The Statistical Debate Behind the Stop-and-Frisk Verdict
As all the world now knows, Judge Shira Scheindlin has ruled that the New York City Police Department’s stop-and-frisk policy amounts to “a policy of indirect racial profiling” that violates the U.S. Constitution. But how did the she reach this conclusion? The answer turns out to be pretty interesting.
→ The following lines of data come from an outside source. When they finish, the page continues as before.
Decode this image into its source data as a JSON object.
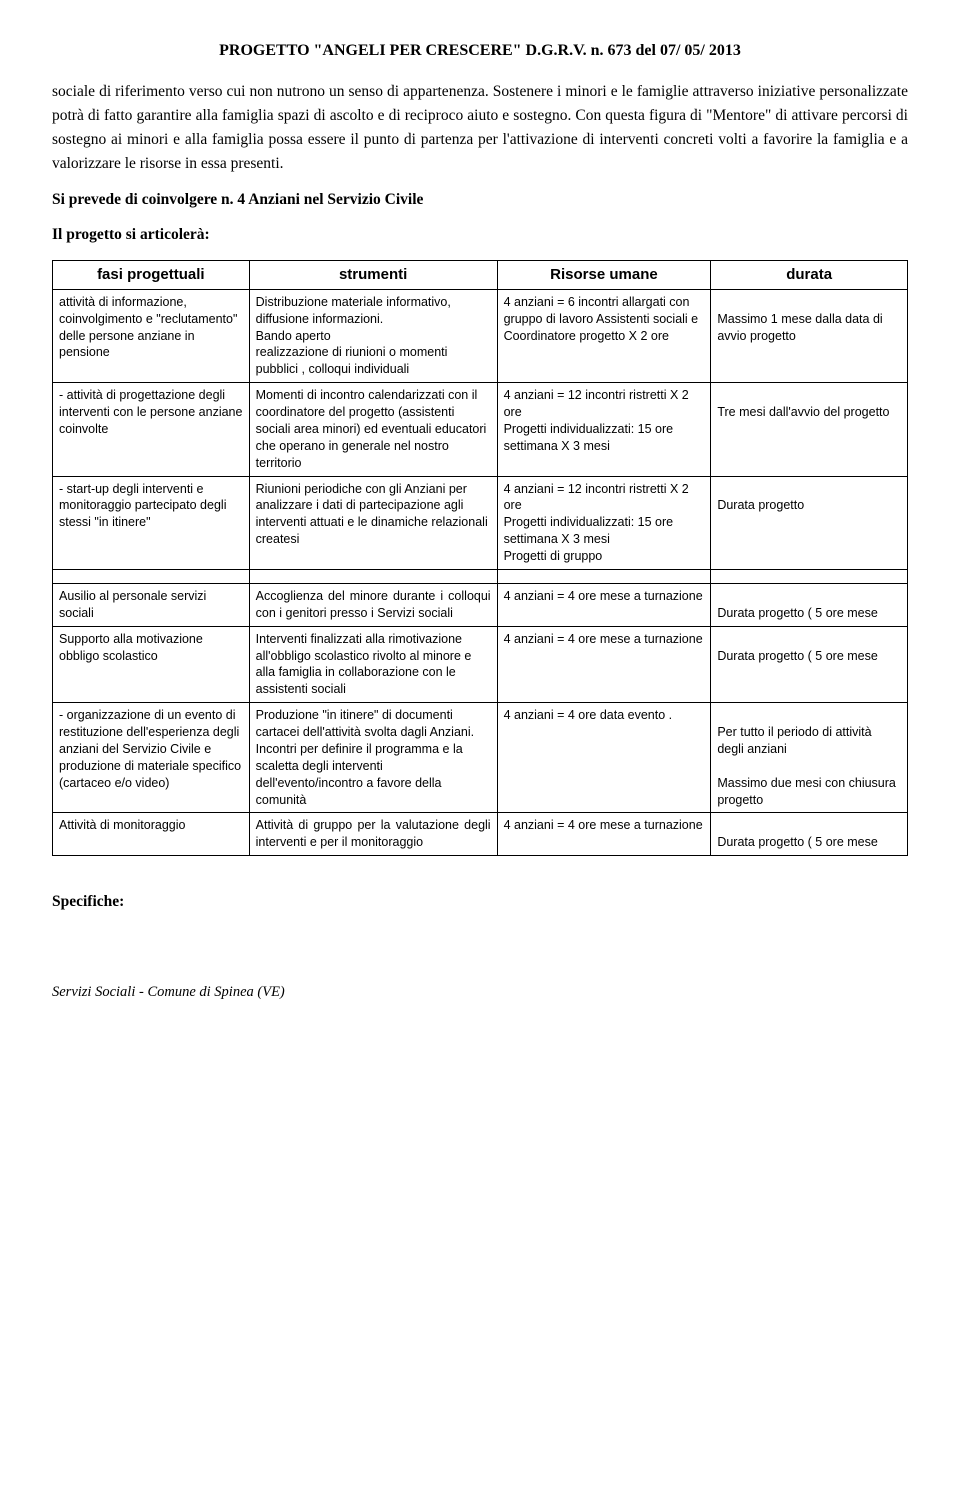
{
  "header": {
    "title": "PROGETTO   \"ANGELI PER  CRESCERE\"  D.G.R.V.  n.  673 del  07/ 05/ 2013"
  },
  "paragraphs": {
    "p1": "sociale di riferimento verso cui non nutrono un senso di appartenenza. Sostenere i minori e le famiglie  attraverso iniziative personalizzate potrà di fatto  garantire alla famiglia spazi di ascolto e di reciproco aiuto e sostegno. Con questa figura di  \"Mentore\"  di attivare percorsi di sostegno ai minori e alla  famiglia  possa essere il punto di partenza per l'attivazione di interventi concreti volti a favorire la famiglia e a valorizzare le risorse in essa presenti.",
    "h1": "Si prevede di coinvolgere  n. 4  Anziani  nel Servizio Civile",
    "h2": "Il progetto si articolerà:"
  },
  "table": {
    "headers": {
      "c1": "fasi progettuali",
      "c2": "strumenti",
      "c3": "Risorse umane",
      "c4": "durata"
    },
    "rows1": [
      {
        "c1": "attività di informazione, coinvolgimento e \"reclutamento\" delle persone anziane in pensione",
        "c2": "Distribuzione materiale informativo, diffusione informazioni.\nBando aperto\nrealizzazione di riunioni o momenti pubblici , colloqui individuali",
        "c3": "4 anziani = 6 incontri allargati con gruppo di lavoro Assistenti sociali e Coordinatore progetto X 2 ore",
        "c4": "\nMassimo 1 mese dalla data di avvio progetto"
      },
      {
        "c1": "- attività di progettazione degli interventi con le persone anziane coinvolte",
        "c2": "Momenti di incontro calendarizzati con il coordinatore del progetto (assistenti sociali area minori) ed eventuali educatori  che operano in generale nel nostro territorio",
        "c3": "4 anziani = 12 incontri ristretti X 2 ore\nProgetti individualizzati: 15 ore settimana X  3 mesi",
        "c4": "\nTre mesi   dall'avvio del progetto"
      },
      {
        "c1": "- start-up degli interventi e monitoraggio partecipato degli stessi \"in itinere\"",
        "c2": "Riunioni periodiche con gli Anziani  per analizzare i dati di partecipazione agli interventi attuati e le dinamiche relazionali createsi",
        "c3": "4 anziani = 12 incontri ristretti X 2 ore\nProgetti individualizzati: 15 ore settimana X  3 mesi\nProgetti di gruppo",
        "c4": "\nDurata progetto"
      }
    ],
    "rows2": [
      {
        "c1": "Ausilio al personale servizi sociali",
        "c2": "Accoglienza del minore durante i colloqui con i genitori presso i Servizi sociali",
        "c3": "4 anziani =  4 ore mese  a turnazione",
        "c4": "\nDurata progetto  ( 5 ore mese",
        "just": true
      },
      {
        "c1": "Supporto alla motivazione obbligo scolastico",
        "c2": "Interventi finalizzati alla rimotivazione all'obbligo scolastico rivolto al minore e alla famiglia in collaborazione con le assistenti sociali",
        "c3": "4 anziani =  4 ore mese  a turnazione",
        "c4": "\nDurata progetto  ( 5 ore mese"
      },
      {
        "c1": "- organizzazione di un evento di restituzione dell'esperienza degli anziani del Servizio Civile e produzione di materiale specifico (cartaceo e/o video)",
        "c2": "Produzione \"in itinere\" di documenti cartacei dell'attività svolta dagli Anziani.\nIncontri per definire il programma e la scaletta degli interventi  dell'evento/incontro a favore della comunità",
        "c3": "4 anziani = 4 ore data evento .",
        "c4": "\nPer tutto il periodo di attività degli anziani\n\nMassimo due mesi con chiusura progetto"
      },
      {
        "c1": "Attività di monitoraggio",
        "c2": "Attività di gruppo per la valutazione degli interventi e per il monitoraggio",
        "c3": "4 anziani =  4 ore mese  a turnazione",
        "c4": "\nDurata progetto  ( 5 ore mese",
        "just": true
      }
    ]
  },
  "specifiche": "Specifiche:",
  "footer": "Servizi Sociali -  Comune di Spinea (VE)"
}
It involves a number of statistical studies presented to the court by expert witnesses for the plaintiffs (a number of New Yorkers who claimed to have been stopped and frisked without cause) and the defense (the city of New York).
From my reading of Judge Scheindlin’s opinion, which runs to almost two hundred pages, and a brief perusal of some of the expert testimony, the court’s decision seems like the correct one. (Like many New Yorkers, I think the stop-and-frisk policy went way too far and, in some neighborhoods, degenerated into racial harassment.) Still, Judge Scheindlin’s ruling isn’t without its quirks. In one instance, she criticized the conclusions of the plaintiffs’ expert witness; in another, she endorsed the same expert’s work and relied upon it to justify her ruling that stop-and-frisk is indirect racial profiling. If and when the city goes forward with its appeal, the methodology of the studies, and the interpretations that Judge Scheindlin placed upon their conclusions, are sure to be central issues. (For more on Scheindlin, see the piece that Jeffrey Toobin wrote for the magazine about her and the case earlier this year.)